Let $S$ and $T$ be sets such that $|S|=|T|$, prove that $|P(S)|=|P(T)|$ where $P$ denotes a power set.
From the theorem: If $S$ is a finite set with $n$ elements, then the cardinality of $P(S)=2^n$ we can show that $|P(S)|=|P(T)|$ when $S$ and $T$ are finite. I'm not sure where to begin if $S$ and $T$ are infinite sets?
On
Hint Let $f : S \to T$ be a bijection, with inverse $g$.
Can you think of any simple way of defining a simple function from $P(S)$ to $P(T)$? Can you do the construction in such a way that doing the same for $g$ gives an inverse?
On
$\;|S|=|T|\iff\;$ there exists a bijection $\;f:S\to T\;$, so define
$$F:P(S)\to P(T)\;,\;\;F(X):=\{\,f(x)\;:\;x\in X\,\}\;,\;\;X\in P(S)$$
On
Note that when $S$ and $T$ are finite, the bijection between $P(S)$ and $P(T)$ can be constructed by picking any particular bijective reordering in the corresponding subset lattices.
When they are infinite you need to use the Axiom of Choice (if you want to construct an explicit $f$), because it is not at all clear what to assign $p(x)\in P(S)$ to, in $P(T)$.
Since $|S|=|T|$, there exists a bijection $f:S \to T$. We can use this to construct a bijection $F:P(S) \to P(T)$.
Define $F(X)$ as follows, $F(X)=\{t \in T| t=f(s) \text{ for some } s \in X\}$.

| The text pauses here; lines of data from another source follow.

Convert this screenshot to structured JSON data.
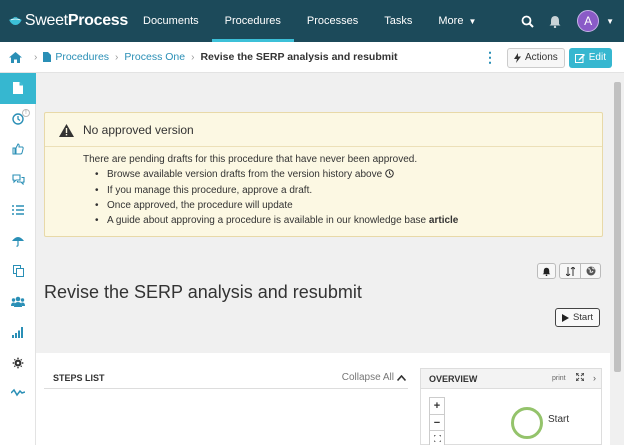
{
  "app": {
    "logo_light": "Sweet",
    "logo_bold": "Process",
    "nav": [
      "Documents",
      "Procedures",
      "Processes",
      "Tasks",
      "More"
    ],
    "user_initial": "A",
    "colors": {
      "nav_bg": "#1c4a5a",
      "accent": "#36b7d0",
      "avatar": "#8a5bc7",
      "warning_bg": "#fcf8e3",
      "node_green": "#94c36b"
    }
  },
  "breadcrumb": {
    "items": [
      "Procedures",
      "Process One"
    ],
    "current": "Revise the SERP analysis and resubmit",
    "actions_label": "Actions",
    "edit_label": "Edit"
  },
  "sidebar": {
    "icons": [
      "document-icon",
      "history-icon",
      "thumbs-up-icon",
      "comments-icon",
      "tasks-icon",
      "umbrella-icon",
      "copy-icon",
      "users-icon",
      "signal-icon",
      "gear-icon",
      "analytics-icon"
    ],
    "badge": "!"
  },
  "alert": {
    "title": "No approved version",
    "intro": "There are pending drafts for this procedure that have never been approved.",
    "bullets": [
      "Browse available version drafts from the version history above",
      "If you manage this procedure, approve a draft.",
      "Once approved, the procedure will update",
      "A guide about approving a procedure is available in our knowledge base"
    ],
    "link": "article"
  },
  "procedure": {
    "title": "Revise the SERP analysis and resubmit",
    "start_label": "Start"
  },
  "steps": {
    "title": "STEPS LIST",
    "collapse_label": "Collapse All"
  },
  "overview": {
    "title": "OVERVIEW",
    "print_label": "print",
    "zoom_in": "+",
    "zoom_out": "−",
    "node_label": "Start"
  }
}
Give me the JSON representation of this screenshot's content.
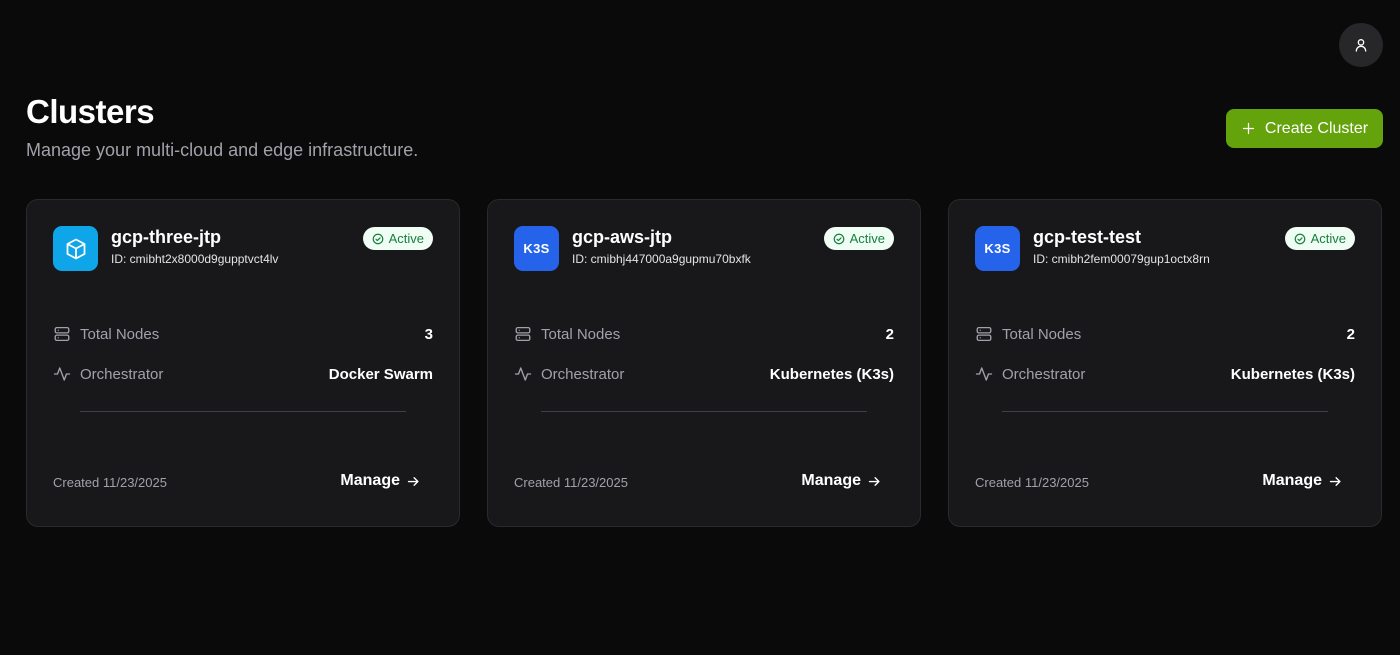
{
  "header": {
    "title": "Clusters",
    "subtitle": "Manage your multi-cloud and edge infrastructure.",
    "create_label": "Create Cluster"
  },
  "colors": {
    "accent": "#65a30d",
    "active_badge_bg": "#f0fdf4",
    "active_badge_text": "#15803d",
    "cube_icon_bg": "#0ea5e9",
    "k3s_icon_bg": "#2563eb"
  },
  "clusters": [
    {
      "name": "gcp-three-jtp",
      "id": "ID: cmibht2x8000d9gupptvct4lv",
      "icon": "cube-icon",
      "status": "Active",
      "nodes_label": "Total Nodes",
      "nodes": "3",
      "orchestrator_label": "Orchestrator",
      "orchestrator": "Docker Swarm",
      "created": "Created 11/23/2025",
      "manage_label": "Manage"
    },
    {
      "name": "gcp-aws-jtp",
      "id": "ID: cmibhj447000a9gupmu70bxfk",
      "icon": "k3s-icon",
      "icon_text": "K3S",
      "status": "Active",
      "nodes_label": "Total Nodes",
      "nodes": "2",
      "orchestrator_label": "Orchestrator",
      "orchestrator": "Kubernetes (K3s)",
      "created": "Created 11/23/2025",
      "manage_label": "Manage"
    },
    {
      "name": "gcp-test-test",
      "id": "ID: cmibh2fem00079gup1octx8rn",
      "icon": "k3s-icon",
      "icon_text": "K3S",
      "status": "Active",
      "nodes_label": "Total Nodes",
      "nodes": "2",
      "orchestrator_label": "Orchestrator",
      "orchestrator": "Kubernetes (K3s)",
      "created": "Created 11/23/2025",
      "manage_label": "Manage"
    }
  ]
}
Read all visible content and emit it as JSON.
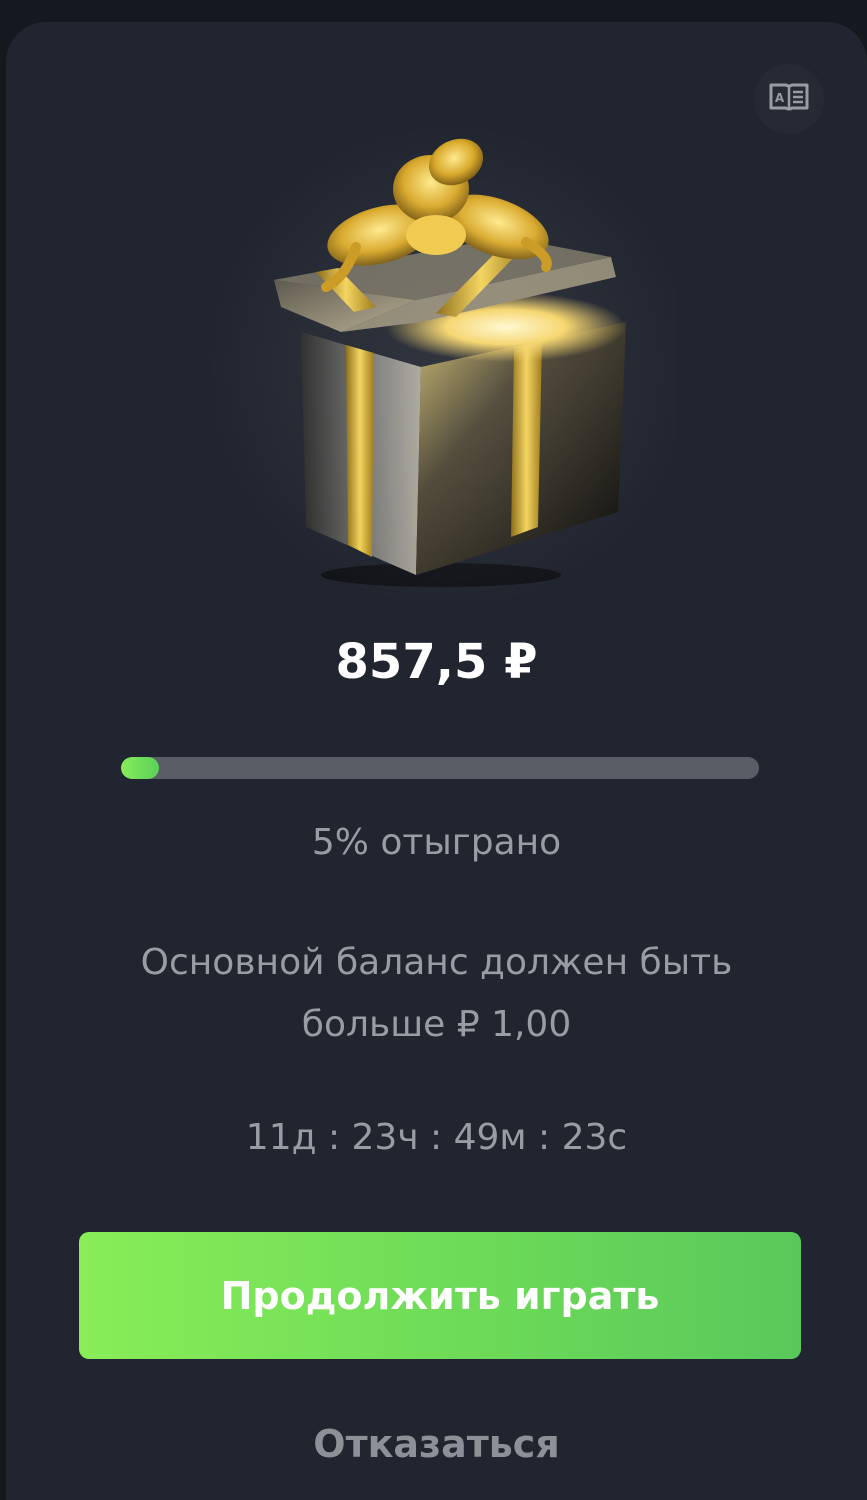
{
  "bonus": {
    "amount": "857,5 ₽",
    "progress_percent": 5,
    "progress_label": "5% отыграно",
    "condition_text": "Основной баланс должен быть больше ₽ 1,00",
    "timer": "11д : 23ч : 49м : 23с"
  },
  "actions": {
    "continue_label": "Продолжить играть",
    "decline_label": "Отказаться"
  },
  "icons": {
    "rules": "book-icon",
    "gift": "gift-box-icon"
  },
  "colors": {
    "modal_background": "#21252f",
    "accent_green": "#6fdc58",
    "progress_track": "#5a5d66",
    "muted_text": "#9a9ca3"
  }
}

This is clearly a function from $P(S)$ to $P(T)$, It remains to show that it is injective and surjective.
Surjective
Consider any set $Y \subseteq T$. For every element $y \in Y$, there is an element $s \in S$ such that $f(s)=y$ since $f$ is a bijection, so $F(f^{-1}(Y))=Y$.
Injective
Suppose there were two sets $X,Y \subseteq T$, $X \not=Y$ and $F(X)=F(Y)$. Consider an $s$ that is in one of these sets and not the other (WLOG $X$). Then there must be another element $s'$ in $Y$ such that $f(s)=f(s')$, since otherwise $f(s)$ would not be in $F(Y)$. But, $f$ was a bijection, so this cannot be the case.